CMS has updated rules that will allow qualified entities (QEs) to confidentially share or sell analyses of Medicare and private sector claims data to providers, employers, and other groups who can use the data to support improved care. In addition, QEs may provide or sell claims data to doctors, nurses, and skilled nursing facilities among others

The release of finalized changes to what is called the Qualified Entity Program (QEP) may have a significant impact, according to experts. 

                     Hall

“Allowing access to the CMS data vault could have an enormous impact on patients and consumers,” according to Managed Healthcare Executive (MHE) Editorial Advisor Don Hall, principal at Delta Sigma LLC, Littleton, Colorado, and a former health plan CEO. “Quality information by provider, success of various treatments on patients by age and disease and pharmacological impacts are just a few of the benefits we could see.”

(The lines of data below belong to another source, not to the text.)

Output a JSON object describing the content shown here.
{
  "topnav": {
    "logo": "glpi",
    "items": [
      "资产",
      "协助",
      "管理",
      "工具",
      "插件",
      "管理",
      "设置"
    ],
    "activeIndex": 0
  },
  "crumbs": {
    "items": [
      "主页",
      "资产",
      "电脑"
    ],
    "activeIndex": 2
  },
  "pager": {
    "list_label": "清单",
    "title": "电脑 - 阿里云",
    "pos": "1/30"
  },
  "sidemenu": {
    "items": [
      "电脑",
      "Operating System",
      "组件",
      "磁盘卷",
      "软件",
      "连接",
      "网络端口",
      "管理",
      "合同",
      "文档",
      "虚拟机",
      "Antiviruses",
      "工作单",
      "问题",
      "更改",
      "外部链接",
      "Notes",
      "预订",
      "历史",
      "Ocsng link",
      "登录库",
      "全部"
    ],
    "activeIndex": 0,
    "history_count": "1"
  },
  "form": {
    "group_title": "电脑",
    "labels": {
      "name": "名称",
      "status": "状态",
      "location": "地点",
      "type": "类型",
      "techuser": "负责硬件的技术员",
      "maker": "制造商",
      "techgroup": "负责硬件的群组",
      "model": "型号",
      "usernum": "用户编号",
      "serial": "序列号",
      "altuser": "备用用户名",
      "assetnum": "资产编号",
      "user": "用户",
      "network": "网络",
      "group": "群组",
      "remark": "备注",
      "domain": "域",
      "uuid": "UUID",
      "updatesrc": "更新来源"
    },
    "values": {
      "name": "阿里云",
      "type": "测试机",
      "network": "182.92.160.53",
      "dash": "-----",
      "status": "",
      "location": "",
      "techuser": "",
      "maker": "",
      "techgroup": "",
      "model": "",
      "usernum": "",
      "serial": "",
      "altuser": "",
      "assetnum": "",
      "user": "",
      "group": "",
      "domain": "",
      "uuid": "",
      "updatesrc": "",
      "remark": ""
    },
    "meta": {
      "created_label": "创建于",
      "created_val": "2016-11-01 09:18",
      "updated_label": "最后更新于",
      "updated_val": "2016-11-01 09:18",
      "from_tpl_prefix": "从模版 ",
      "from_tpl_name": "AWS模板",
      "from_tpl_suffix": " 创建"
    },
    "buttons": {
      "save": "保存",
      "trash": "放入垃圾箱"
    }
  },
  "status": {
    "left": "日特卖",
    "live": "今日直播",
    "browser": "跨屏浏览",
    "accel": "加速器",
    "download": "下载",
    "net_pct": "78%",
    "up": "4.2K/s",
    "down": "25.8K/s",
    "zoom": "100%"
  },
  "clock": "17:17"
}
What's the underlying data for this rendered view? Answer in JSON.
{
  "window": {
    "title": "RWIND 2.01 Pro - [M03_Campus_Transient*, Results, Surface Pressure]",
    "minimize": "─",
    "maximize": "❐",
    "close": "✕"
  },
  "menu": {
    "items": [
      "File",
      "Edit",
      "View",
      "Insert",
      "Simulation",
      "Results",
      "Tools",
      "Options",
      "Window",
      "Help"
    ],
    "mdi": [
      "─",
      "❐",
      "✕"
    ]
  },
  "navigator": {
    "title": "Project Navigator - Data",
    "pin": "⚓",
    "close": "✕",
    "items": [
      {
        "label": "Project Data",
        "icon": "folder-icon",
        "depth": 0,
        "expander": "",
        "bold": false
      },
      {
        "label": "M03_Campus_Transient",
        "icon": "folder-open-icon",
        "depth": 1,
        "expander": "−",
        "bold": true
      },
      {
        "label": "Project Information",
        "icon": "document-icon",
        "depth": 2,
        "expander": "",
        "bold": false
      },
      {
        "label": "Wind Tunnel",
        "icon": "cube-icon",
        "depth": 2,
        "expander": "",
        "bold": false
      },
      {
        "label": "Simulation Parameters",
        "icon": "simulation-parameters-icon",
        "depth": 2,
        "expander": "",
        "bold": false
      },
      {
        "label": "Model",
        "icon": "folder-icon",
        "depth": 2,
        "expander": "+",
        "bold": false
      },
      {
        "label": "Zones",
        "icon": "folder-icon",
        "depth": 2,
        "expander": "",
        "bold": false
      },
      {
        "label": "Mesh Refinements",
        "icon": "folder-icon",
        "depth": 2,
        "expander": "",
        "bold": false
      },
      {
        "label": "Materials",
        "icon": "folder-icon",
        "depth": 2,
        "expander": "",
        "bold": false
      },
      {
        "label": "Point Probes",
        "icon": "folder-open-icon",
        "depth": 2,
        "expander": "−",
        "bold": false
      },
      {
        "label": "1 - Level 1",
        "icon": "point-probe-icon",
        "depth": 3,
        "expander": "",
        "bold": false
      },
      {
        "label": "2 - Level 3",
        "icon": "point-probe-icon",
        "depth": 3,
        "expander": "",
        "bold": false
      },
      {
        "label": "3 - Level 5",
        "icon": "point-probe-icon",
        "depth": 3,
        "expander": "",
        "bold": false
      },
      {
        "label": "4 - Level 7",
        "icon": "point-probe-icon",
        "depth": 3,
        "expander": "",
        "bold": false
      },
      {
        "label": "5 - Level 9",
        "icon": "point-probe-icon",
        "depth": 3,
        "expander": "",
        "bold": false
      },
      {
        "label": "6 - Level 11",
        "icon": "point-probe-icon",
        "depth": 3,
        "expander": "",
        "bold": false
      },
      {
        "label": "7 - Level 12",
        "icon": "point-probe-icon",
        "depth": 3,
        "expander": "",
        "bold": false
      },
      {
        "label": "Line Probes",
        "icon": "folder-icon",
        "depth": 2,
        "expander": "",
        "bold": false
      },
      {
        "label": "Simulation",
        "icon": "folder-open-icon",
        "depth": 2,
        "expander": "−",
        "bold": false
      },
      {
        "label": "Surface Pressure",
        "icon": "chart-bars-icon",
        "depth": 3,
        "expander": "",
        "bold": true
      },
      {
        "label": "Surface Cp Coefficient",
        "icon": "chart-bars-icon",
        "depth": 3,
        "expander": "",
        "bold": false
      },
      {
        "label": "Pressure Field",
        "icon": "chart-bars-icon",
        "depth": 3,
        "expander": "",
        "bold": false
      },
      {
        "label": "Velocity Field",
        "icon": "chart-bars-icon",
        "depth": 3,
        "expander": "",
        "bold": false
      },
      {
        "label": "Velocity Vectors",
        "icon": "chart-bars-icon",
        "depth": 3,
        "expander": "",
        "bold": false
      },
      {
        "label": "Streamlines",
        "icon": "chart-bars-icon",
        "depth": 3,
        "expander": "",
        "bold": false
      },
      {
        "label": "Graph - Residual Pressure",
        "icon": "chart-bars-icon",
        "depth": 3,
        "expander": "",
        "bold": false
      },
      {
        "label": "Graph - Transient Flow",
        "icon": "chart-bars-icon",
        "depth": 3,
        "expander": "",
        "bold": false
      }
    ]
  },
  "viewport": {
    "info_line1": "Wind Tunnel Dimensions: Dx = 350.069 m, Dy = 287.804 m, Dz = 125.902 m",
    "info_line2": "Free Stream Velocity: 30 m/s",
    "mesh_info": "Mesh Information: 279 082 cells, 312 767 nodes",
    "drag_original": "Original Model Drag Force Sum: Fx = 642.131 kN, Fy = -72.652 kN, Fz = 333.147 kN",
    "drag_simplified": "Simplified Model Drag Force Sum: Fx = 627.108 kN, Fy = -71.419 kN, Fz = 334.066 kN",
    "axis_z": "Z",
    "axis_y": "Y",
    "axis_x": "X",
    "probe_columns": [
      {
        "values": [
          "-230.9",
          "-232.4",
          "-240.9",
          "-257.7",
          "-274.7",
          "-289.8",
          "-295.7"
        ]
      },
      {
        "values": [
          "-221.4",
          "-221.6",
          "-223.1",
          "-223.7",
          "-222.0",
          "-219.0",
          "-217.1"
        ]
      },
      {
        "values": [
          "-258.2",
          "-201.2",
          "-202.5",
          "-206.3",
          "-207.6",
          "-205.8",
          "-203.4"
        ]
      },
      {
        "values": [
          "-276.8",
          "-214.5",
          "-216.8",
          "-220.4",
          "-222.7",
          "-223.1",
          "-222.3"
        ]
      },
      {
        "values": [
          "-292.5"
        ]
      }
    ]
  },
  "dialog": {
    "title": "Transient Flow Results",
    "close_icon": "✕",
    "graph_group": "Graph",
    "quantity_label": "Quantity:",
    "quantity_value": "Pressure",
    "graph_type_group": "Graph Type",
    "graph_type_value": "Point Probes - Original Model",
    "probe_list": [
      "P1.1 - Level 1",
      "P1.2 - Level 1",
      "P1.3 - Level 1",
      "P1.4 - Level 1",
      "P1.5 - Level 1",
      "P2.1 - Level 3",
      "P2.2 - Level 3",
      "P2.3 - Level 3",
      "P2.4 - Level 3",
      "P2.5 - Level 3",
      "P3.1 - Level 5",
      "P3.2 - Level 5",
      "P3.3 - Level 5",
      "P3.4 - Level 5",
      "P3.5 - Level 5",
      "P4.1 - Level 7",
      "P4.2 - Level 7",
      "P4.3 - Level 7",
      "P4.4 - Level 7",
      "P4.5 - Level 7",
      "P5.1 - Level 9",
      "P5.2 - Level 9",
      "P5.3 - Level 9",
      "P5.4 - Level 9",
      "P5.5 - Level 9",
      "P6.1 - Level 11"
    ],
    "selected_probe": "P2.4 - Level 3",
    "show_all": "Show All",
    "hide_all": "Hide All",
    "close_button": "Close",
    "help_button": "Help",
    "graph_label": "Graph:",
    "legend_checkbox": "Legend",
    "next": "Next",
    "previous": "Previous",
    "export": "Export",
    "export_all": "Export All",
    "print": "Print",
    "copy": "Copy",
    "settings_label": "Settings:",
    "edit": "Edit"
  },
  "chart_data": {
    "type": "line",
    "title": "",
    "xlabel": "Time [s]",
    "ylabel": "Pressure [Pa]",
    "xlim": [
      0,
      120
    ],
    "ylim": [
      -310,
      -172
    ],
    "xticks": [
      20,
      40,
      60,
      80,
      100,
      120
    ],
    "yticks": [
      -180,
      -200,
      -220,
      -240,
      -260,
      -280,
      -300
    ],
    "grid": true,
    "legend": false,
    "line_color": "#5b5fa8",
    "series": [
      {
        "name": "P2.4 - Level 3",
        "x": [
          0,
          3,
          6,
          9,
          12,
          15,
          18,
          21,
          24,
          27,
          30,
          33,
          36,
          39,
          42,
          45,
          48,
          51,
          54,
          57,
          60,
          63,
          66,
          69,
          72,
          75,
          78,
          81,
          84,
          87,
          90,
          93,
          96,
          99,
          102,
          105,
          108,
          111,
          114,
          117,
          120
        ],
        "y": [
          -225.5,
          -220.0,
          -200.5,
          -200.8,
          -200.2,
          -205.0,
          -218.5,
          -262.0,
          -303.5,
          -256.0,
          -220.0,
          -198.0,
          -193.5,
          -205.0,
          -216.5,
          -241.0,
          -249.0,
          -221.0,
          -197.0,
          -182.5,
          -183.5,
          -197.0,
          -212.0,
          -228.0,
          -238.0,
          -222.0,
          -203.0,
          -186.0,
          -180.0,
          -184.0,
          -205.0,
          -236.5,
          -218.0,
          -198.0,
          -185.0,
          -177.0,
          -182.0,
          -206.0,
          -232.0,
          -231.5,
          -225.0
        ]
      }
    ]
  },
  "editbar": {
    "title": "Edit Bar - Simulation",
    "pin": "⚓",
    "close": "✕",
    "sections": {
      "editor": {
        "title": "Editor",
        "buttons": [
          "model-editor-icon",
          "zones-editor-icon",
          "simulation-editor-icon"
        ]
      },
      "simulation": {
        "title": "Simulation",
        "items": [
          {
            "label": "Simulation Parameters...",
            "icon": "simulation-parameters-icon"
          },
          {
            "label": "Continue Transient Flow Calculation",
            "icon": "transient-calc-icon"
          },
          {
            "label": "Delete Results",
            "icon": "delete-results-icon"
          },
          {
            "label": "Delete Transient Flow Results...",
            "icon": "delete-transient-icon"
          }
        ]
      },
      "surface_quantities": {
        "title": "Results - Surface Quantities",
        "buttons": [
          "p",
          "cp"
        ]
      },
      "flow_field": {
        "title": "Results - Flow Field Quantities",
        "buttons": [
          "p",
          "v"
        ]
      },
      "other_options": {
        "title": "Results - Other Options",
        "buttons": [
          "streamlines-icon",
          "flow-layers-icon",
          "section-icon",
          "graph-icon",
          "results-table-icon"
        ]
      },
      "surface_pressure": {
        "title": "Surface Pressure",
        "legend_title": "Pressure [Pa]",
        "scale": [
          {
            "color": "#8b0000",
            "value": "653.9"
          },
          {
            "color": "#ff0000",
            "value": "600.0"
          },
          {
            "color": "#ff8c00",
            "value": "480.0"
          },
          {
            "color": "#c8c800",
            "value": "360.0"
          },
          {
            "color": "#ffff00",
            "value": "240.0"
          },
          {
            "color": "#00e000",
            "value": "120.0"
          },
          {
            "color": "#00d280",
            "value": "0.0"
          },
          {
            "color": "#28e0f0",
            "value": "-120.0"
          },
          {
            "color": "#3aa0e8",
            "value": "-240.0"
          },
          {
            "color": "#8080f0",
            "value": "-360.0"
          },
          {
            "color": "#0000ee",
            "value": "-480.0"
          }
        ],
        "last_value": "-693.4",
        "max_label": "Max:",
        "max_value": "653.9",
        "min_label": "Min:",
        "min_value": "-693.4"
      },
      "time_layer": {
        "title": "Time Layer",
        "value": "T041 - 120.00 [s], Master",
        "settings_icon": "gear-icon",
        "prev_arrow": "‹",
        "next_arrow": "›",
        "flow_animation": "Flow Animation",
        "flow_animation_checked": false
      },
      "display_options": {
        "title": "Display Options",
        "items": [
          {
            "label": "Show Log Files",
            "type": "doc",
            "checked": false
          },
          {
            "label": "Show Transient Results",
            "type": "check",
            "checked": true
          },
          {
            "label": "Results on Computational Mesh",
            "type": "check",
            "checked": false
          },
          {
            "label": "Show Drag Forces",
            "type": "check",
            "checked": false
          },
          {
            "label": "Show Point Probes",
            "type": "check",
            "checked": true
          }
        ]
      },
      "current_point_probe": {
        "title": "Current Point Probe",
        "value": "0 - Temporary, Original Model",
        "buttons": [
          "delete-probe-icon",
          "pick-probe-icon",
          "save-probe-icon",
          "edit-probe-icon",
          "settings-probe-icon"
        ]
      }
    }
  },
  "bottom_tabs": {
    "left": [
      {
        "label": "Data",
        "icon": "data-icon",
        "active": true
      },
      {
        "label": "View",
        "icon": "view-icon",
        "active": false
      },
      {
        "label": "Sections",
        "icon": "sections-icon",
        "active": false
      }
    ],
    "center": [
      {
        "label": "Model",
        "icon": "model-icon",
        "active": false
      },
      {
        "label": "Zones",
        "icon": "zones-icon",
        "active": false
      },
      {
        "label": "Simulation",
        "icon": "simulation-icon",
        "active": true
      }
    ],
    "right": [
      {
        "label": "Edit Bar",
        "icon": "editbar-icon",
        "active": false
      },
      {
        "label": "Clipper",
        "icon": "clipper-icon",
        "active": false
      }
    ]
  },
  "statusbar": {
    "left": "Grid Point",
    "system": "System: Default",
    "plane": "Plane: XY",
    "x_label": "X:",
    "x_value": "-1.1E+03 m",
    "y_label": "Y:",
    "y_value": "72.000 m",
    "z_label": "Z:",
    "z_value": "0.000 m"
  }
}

Selling data through these new CMS rules will not improve clinical decision making, according to Art Papier, MD, CEO of VisualDx.

Papier

“The information that goes into the reports is as useful as the information that comes out,” Papier says. “What will really generate better care and quality at hospitals is investments in health information technology to support better decisions by the clinician and patient. It’s unlikely that selling claims data will have any impact on accuracy, quality and safety for people, but on the other hand it may possibly enrich an enterprising business person marketing the data as meaningful.”

The QEP program was created under the Affordable Care Act. Currently, 15 organizations have applied and were approved by CMS as QEs to receive patient-identifiable claims records from Medicare, Medicaid and the Children’s Health Insurance Program. To date, two have completed public reporting.

“Qualified entities must combine the Medicare data with other claims data [e.g., private payer data] to produce quality reports that are representative of how providers and suppliers are performing across multiple payers, for example Medicare, Medicaid, or various commercial payers,” explains MHE Editorial Advisor Joel Brill, MD, FACP, chief medical officer, Predictive Health, LLC. 

Brill

“For example, qualified entities can conduct analyses on chronically ill or other resource-intensive populations to increase quality and drive down costs in the healthcare system,” Brill says.

CMS also modified the definition of hospital association to include local-level organizations and is considering making Medicaid and Children’s Health Insurance Program data available to qualified entities in future rulemaking, according to Brill. 

“Managed care entities that are looking to identify value-based providers will likely be purchasers of QE data,” he says.